On January 11th, the 86th Legislature of the State of West Virginia convened, and for the second year in a row, the Senate usurped their authority by bypassing the normal procedure of sending bills to committee and then having them read three times. On day one, the West Virginia State Senate voted no less than 23 times to suspend the Constitution. Then twice the second day of session. Why even have a constitution?
According to the West Virginia State Constitution under 6-29 it reads, “Requirement for reading of bills: No bill shall become a law until it has been fully and distinctly read, on three different days, in each house, unless in case of urgency, by a vote of four fifths of the members present, taken by yeas and nays on each bill, this rule be dispensed with: Provided, in all cases, that an engrossed bill shall be fully and distinctly read in each house.”
The definition of urgency according to Marriam-Webster is “the quality of state of being urgent,” and urgent means “calling for immediate attention.”
While looking at some of these bills that bypassed the committee process I must ask, what is so urgent about updating offenses of extortion and attempted extortion (SB140)? Or how about modifying regulations of peer-to-peer car sharing program(SB146)? And that’s just a couple examples.
While I was in the House, we suspended this rule several times during Special Sessions, but even that was questionable.
By the way, I’m glad I’m not the only one who took note. Mike Toney of HD Media wrote an article about this and rightfully so. His article, “The Public Should Know What They Voted On,” makes a lot of good points. For one thing, there was at least two bills that passed before the texts of these bills were even made public. According to Mr. Toney, “The bill text for Senate Bills 161 and 162 wasn’t available on the state Legislature’s website until roughly three hours after the Senate passed them Thursday.”
He also acquired quotes from two law professors. “The power they’ve got, they’re abusing it,” said Richard Painter, a law professor at the University of Minnesota who served as chief ethics lawyer for President George W. Bush, and, from West Virginia University, law professor Bob Bastress was quoted as saying, “It’s simply flaunting the Constitution to waive it in such fashion that routinely. It defeats the purpose of the constitutional provisions.”
If you go to the West Virginia Legislature website under “Citizen’s Guide to the Legislature,” it says, “Floor sessions in both the House and the Senate are governed in large part by the rules of the body and constitutional requirements and are conducted according to strict parliamentary procedures.” Strict parliamentary procedures? Really?
It goes on to say, “A bill is read three times to accomplish three different purposes: The First reading of a bill is called the information stage, informing the members that the bill will be discussed. On Second reading, or amendment stage, any committee recommendations and changes proposed by individual members are discussed and acted on.” That one-day period of time between the first and second reading is very important. It gives members a chance to scrutinize the bills and if there’s something in it that a member doesn’t like, he or she has time to craft an amendment and introduce it on the second reading.
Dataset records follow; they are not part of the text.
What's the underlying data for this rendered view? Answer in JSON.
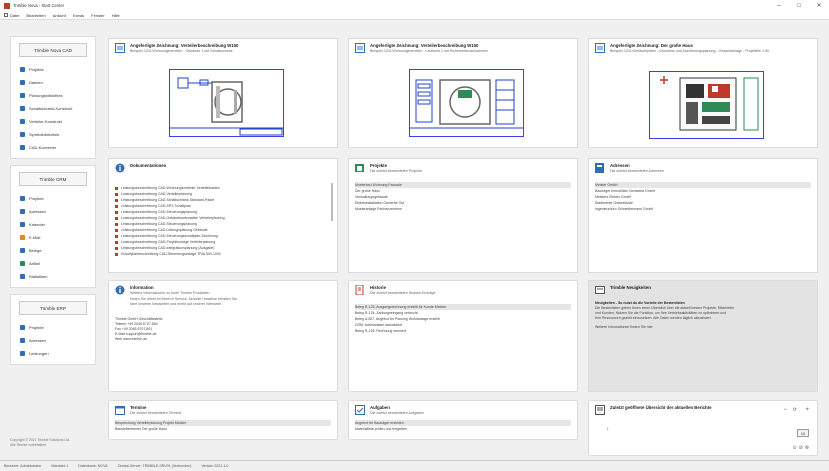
{
  "window": {
    "title": "Trimble Nova - Start Center",
    "minimize_glyph": "–",
    "maximize_glyph": "□",
    "close_glyph": "✕"
  },
  "menu": [
    "Datei",
    "Bearbeiten",
    "Ansicht",
    "Extras",
    "Fenster",
    "Hilfe"
  ],
  "sidebar": {
    "groups": [
      {
        "header": "Trimble Nova CAD",
        "items": [
          {
            "label": "Projekte",
            "icon": "folder-icon",
            "color": "blue"
          },
          {
            "label": "Dateien",
            "icon": "file-icon",
            "color": "blue"
          },
          {
            "label": "Planungsbibliothek",
            "icon": "library-icon",
            "color": "blue"
          },
          {
            "label": "Schaltschrank-Konstrukt",
            "icon": "cabinet-icon",
            "color": "blue"
          },
          {
            "label": "Verteiler-Konstrukt",
            "icon": "distributor-icon",
            "color": "blue"
          },
          {
            "label": "Symbolbibliothek",
            "icon": "symbol-icon",
            "color": "blue"
          },
          {
            "label": "CAD-Konverter",
            "icon": "converter-icon",
            "color": "blue"
          }
        ]
      },
      {
        "header": "Trimble CRM",
        "items": [
          {
            "label": "Projekte",
            "icon": "folder-icon",
            "color": "blue"
          },
          {
            "label": "Adressen",
            "icon": "address-icon",
            "color": "blue"
          },
          {
            "label": "Kalender",
            "icon": "calendar-icon",
            "color": "blue"
          },
          {
            "label": "E-Mail",
            "icon": "mail-icon",
            "color": "orange"
          },
          {
            "label": "Belege",
            "icon": "receipt-icon",
            "color": "blue"
          },
          {
            "label": "Artikel",
            "icon": "article-icon",
            "color": "green"
          },
          {
            "label": "Statistiken",
            "icon": "statistics-icon",
            "color": "blue"
          }
        ]
      },
      {
        "header": "Trimble ERP",
        "items": [
          {
            "label": "Projekte",
            "icon": "folder-icon",
            "color": "blue"
          },
          {
            "label": "Adressen",
            "icon": "address-icon",
            "color": "blue"
          },
          {
            "label": "Leistungen",
            "icon": "services-icon",
            "color": "blue"
          }
        ]
      }
    ],
    "footer": [
      "Copyright © 2021 Trimble Solutions Ltd.",
      "Alle Rechte vorbehalten."
    ]
  },
  "tiles": {
    "drawing1": {
      "title": "Angefertigte Zeichnung: Verteilerbeschreibung W150",
      "sub": "Beispiel CAD-Wohnungsverteiler - Gebäude 1 mit Schaltschrank"
    },
    "drawing2": {
      "title": "Angefertigte Zeichnung: Verteilerbeschreibung W150",
      "sub": "Beispiel CAD-Wohnungsverteiler - Laufwerk 1 mit Sicherheitsmaßnahmen"
    },
    "drawing3": {
      "title": "Angefertigte Zeichnung: Der große Haus",
      "sub": "Beispiel CAD-Gebäudepläne - Grundriss und Ausführungsplanung - Gesamtanlage - Projektfile 1:50"
    },
    "docs": {
      "title": "Dokumentationen",
      "items": [
        "Leistungsbeschreibung CAD-Wohnungsverteiler Verteilerkasten",
        "Leistungsbeschreibung CAD-Verteilerplanung",
        "Leistungsbeschreibung CAD-Schaltschrank-Standard-Paket",
        "Leistungsbeschreibung CAD-SPS Schaltplan",
        "Leistungsbeschreibung CAD-Steuerungsplanung",
        "Leistungsbeschreibung CAD-Gebäudeautomation Verteilerplanung",
        "Leistungsbeschreibung CAD-Steuerungsplanung",
        "Leistungsbeschreibung CAD-Leitungsplanung Gebäude",
        "Leistungsbeschreibung CAD-Steuerungsschaltplan-Zeichnung",
        "Leistungsbeschreibung CAD-Projektvorlage Verteilerplanung",
        "Leistungsbeschreibung CAD-Integrationsplanung (Ausgabe)",
        "Schaltplanbeschreibung CAD-Steuerungsanlage TRIA 500-1000"
      ]
    },
    "projects": {
      "title": "Projekte",
      "sub": "Die zuletzt bearbeiteten Projekte",
      "items": [
        "Musterbau Wohnung Fassade",
        "Der große Haus",
        "Verwaltungsgebäude",
        "Elektroinstallation Gewerbe Ost",
        "Musteranlage Rechenzentrum"
      ]
    },
    "addresses": {
      "title": "Adressen",
      "sub": "Die zuletzt bearbeiteten Adressen",
      "items": [
        "Meister GmbH",
        "Bauträger Immobilien Nordwest GmbH",
        "Meisters Elektro GmbH",
        "Stadtwerke Ostseeküste",
        "Ingenieurbüro Schneidermann GmbH"
      ]
    },
    "info": {
      "title": "Information",
      "lines": [
        "Weitere Informationen zu Ihren Trimble Produkten",
        "finden Sie direkt im Bereich Service. Aktuelle Hinweise erhalten Sie",
        "über unseren Newsletter und direkt auf unserer Webseite."
      ],
      "contact": [
        "Trimble GmbH Geschäftsstelle",
        "Telefon   +49 2045 6707-800",
        "Fax        +49 2045 6707-801",
        "E-Mail   support@trimble.de",
        "Web       www.trimble.de"
      ]
    },
    "history": {
      "title": "Historie",
      "sub": "Die zuletzt bearbeiteten Historie-Einträge",
      "items": [
        "Beleg R-123, Ausgangsrechnung erstellt für Kunde Meister",
        "Beleg R-124, Zahlungseingang verbucht",
        "Beleg A-087, Angebot für Planung Wohnanlage erstellt",
        "CRM: Adressdaten aktualisiert",
        "Beleg R-125, Rechnung storniert"
      ]
    },
    "news": {
      "title": "Trimble Neuigkeiten",
      "headline": "Neuigkeiten - So nutzt du die Vorteile der Bestenlisten",
      "body": [
        "Die Bestenlisten geben Ihnen einen Überblick über die aktuell besten Projekte, Mitarbeiter",
        "und Kunden. Nutzen Sie die Funktion, um Ihre Vertriebsaktivitäten zu optimieren und",
        "Ihre Ressourcen gezielt einzusetzen. Alle Daten werden täglich aktualisiert."
      ],
      "footer": "Weitere Informationen finden Sie hier"
    },
    "tasks": {
      "title": "Termine",
      "sub": "Die zuletzt bearbeiteten Termine",
      "items": [
        "Besprechung Verteilerplanung Projekt Meister",
        "Baustellentermin Der große Haus"
      ]
    },
    "todos": {
      "title": "Aufgaben",
      "sub": "Die zuletzt bearbeiteten Aufgaben",
      "items": [
        "Angebot für Bauträger erstellen",
        "Materialliste prüfen und freigeben"
      ]
    },
    "search": {
      "title": "Zuletzt geöffnete Übersicht der aktuellen Berichte",
      "value": "10"
    }
  },
  "statusbar": [
    "Benutzer: Administrator",
    "Mandant 1",
    "Datenbank: NOVA",
    "Zentral-Server: TRIMBLE-SRV01 (Verbunden)",
    "Version 2021.1.0"
  ]
}
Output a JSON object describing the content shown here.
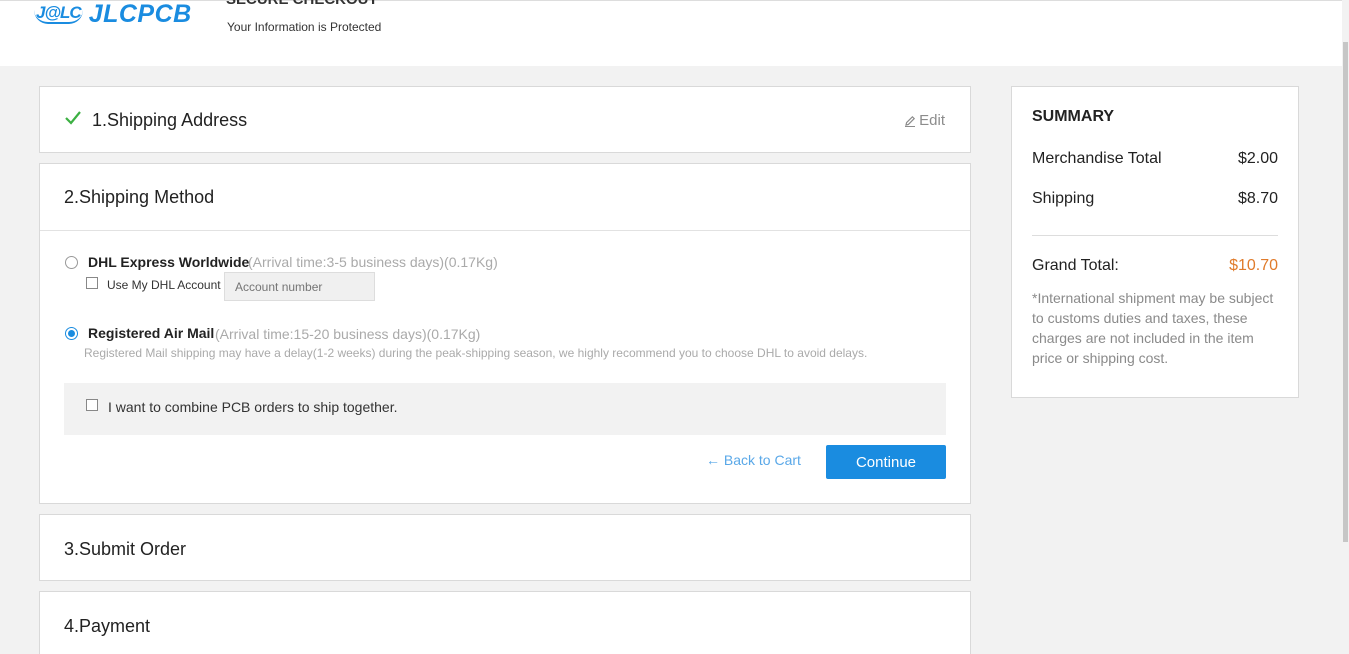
{
  "header": {
    "logo_mark": "J@LC",
    "logo_text": "JLCPCB",
    "secure_title": "SECURE CHECKOUT",
    "secure_subtitle": "Your Information is Protected"
  },
  "steps": {
    "shipping_address": {
      "title": "1.Shipping Address",
      "edit_label": "Edit"
    },
    "shipping_method": {
      "title": "2.Shipping Method",
      "options": [
        {
          "label": "DHL Express Worldwide",
          "info": "(Arrival time:3-5 business days)(0.17Kg)",
          "selected": false
        },
        {
          "label": "Registered Air Mail",
          "info": "(Arrival time:15-20 business days)(0.17Kg)",
          "selected": true
        }
      ],
      "dhl_account_label": "Use My DHL Account",
      "dhl_account_placeholder": "Account number",
      "delay_note": "Registered Mail shipping may have a delay(1-2 weeks) during the peak-shipping season, we highly recommend you to choose DHL to avoid delays.",
      "combine_label": "I want to combine PCB orders to ship together.",
      "back_label": "← Back to Cart",
      "continue_label": "Continue"
    },
    "submit_order": {
      "title": "3.Submit Order"
    },
    "payment": {
      "title": "4.Payment"
    }
  },
  "summary": {
    "title": "SUMMARY",
    "merchandise_label": "Merchandise Total",
    "merchandise_value": "$2.00",
    "shipping_label": "Shipping",
    "shipping_value": "$8.70",
    "grand_label": "Grand Total:",
    "grand_value": "$10.70",
    "note": "*International shipment may be subject to customs duties and taxes, these charges are not included in the item price or shipping cost."
  },
  "colors": {
    "accent": "#1a8ce0",
    "grand_total": "#e07b2b",
    "check": "#3cb043"
  },
  "icons": {
    "check": "check-icon",
    "edit": "pencil-icon",
    "back": "arrow-left-icon"
  }
}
So, what is so urgent that this rule in our Constitution, which the members of the Senate swore to uphold, must be suspended? It’s certainly goes against the intent of our founders. Let’s face it. Probably the only reason the rules were suspended was for convenience and to rush a bunch of bills through. But that’s not what concerns me the most. My biggest concern is this. Does this violate our State Constitution?
And if so, who determines what is an urgency? In other words, who has authority to interpret the constitution? Is it the Senate or President of the Senate? No, courts have the power to strike down laws that violate a state’s constitution and in this case, if challenged, that decision would probably be determined by theWest Virginia Supreme Court of Appeals.
Which means, that someone or some organization who has standing could possibly challenge the legality of any of these laws if they complete legislation. Also, as I look at some of these bills, they seem to be very good bills, and if they are good bills, why would you want to take that chance? I wouldn’t, andif someone challenges this in court, I hope they win. Our Constitution is too important to be treated with disrespect.